Risque de Tsunami au Maroc : entre psychose et fake news

« Au Maroc, l’aléa tsunami peut être considéré comme étant à faible probabilité, mais à forte gravité du fait de l’importance des enjeux présents, et surtout à venir, sur la bande littorale », expliquait un article publié par un collège d’experts en février 2012. L’expert en risques catastrophiques Issam Mouayn décrypte cette hypothèse…
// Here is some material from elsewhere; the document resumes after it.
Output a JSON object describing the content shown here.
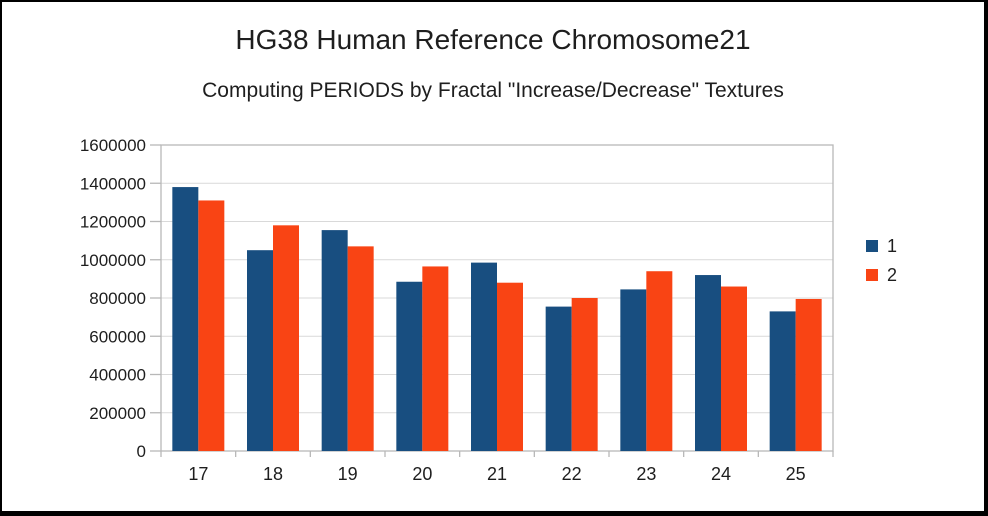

Défrayant la chronique, les prévisions de l’expert suédois en catastrophes naturelles refont surface. Après sa sortie en 2023 sur l’alerte de tremblement de terre sur les côtes marocaines, Frank Hoogerbeets, dans un récent post sur X, a encore fait parler de lui. Comme à l’accoutumée, ses annonces de la peur ont été reprises par bon nombre d’internautes de la stratosphère TikTok et également avec le bouche-à-oreille. Précisons d’ailleurs que le fond de son propos, détourné par certains, concernait l’Égypte. Ces prédictions ont été formulées dans le contexte d’un séisme de magnitude 5,2 qui avait frappé l’île grecque de Crète le 21 juillet 2024, ce qui a été rapidement repris sur les réseaux sociaux, annonçant la probabilité d’un tsunami découlant de ce séisme.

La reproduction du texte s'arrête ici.